The romantic part of the story follows conventional lines and is mildly humorous.
The leading characters are rather two-dimensional although Patricia has a self-awareness and a capacity for dry humor which are attractive, the latter particularly in evidence in conversations with her interfering Aunt Adelaide. Patricia is described as “essentially feminine, and liked having things decided for her”. And Jenkins’ comedy does largely rely on conventional stereotypes. For example, Aunt Adelaide is portrayed thus,
“Miss Brent was a tall, angular woman, with spinster shouting from every angle of her uncomely person”.
It also relies on mockery, sometimes with a slightly cruel edge. This is apparent in the treatment of the residents of the Galvin House. It is possibly deserved by Miss Wangle and Mrs Mosscrop-Smythe, the unkind pair whose conversation Patricia had overheard. Miss Wangle, the great-niece of a bishop, to whom she constantly refers, is “acid of speech and barren of pity. Scandal and ‘ the dear bishop’ were her chief preoccupations”. While her “toady”, Mrs Mosscrop-Smythe “wrapped her venom in Christian charity, thus making herself the more dangerous of the two”. But the other harmless residents are treated in a similar fashion with Jenkins particularly keen to mock their appearance. Mr Sefton, for example, is said to show “the qualities of a landscape gardener in the way in which he arranged his thin fair hair to disguise the desert of baldness beneath”. And their clothes are routinely described in a way that makes them figures of fun.
Mr Triggs is treated much more sympathetically. His style of dress is equally objectionable. “He leaned towards checks, rather loud checks, trousers that were tight about the calf, and a coat that was a sporting conception of the morning coat, with a large flapped pocket on either side”. But he is a cheerful, successful character with a good heart who is regarded affectionately by the younger characters as well as by the author and any mockery is gentle and kindly.

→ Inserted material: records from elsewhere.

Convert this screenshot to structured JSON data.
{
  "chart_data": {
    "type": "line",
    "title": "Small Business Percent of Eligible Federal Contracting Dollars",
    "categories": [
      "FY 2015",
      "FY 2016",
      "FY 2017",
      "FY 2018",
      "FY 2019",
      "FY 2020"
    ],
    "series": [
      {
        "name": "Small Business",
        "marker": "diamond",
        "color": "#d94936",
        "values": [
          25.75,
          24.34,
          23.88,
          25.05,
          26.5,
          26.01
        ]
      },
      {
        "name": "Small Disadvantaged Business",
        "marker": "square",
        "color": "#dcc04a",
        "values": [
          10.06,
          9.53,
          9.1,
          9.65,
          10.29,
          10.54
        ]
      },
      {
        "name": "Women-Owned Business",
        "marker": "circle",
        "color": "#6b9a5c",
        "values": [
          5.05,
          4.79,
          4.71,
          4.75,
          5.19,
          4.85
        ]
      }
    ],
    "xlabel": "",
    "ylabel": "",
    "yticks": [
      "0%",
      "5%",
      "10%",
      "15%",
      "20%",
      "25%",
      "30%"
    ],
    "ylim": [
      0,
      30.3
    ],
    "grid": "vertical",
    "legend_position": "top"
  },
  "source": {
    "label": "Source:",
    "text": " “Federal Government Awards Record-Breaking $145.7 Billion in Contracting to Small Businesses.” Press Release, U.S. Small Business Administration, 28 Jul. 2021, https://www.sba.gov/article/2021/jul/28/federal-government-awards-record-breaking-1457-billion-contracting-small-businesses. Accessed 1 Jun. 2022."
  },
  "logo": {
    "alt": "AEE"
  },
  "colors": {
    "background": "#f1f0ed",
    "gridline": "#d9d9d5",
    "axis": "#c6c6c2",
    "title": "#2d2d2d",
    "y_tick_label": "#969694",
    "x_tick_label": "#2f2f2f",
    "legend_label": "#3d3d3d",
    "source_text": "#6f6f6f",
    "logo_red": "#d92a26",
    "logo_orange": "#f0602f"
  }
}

The romantic story is fun and a very easy read. But these contrasting attitudes towards the different characters and the undertone of cruelty left me feeling slightly uncomfortable. At times it seemed that some of the hotel residents were being mocked just for being lonely, unsuccessful and badly dressed. Jenkins devotes many lines to making fun of people’s sartorial errors. However, humor based on mocking the less fortunate usually finds a market and I expect it was so in 1918.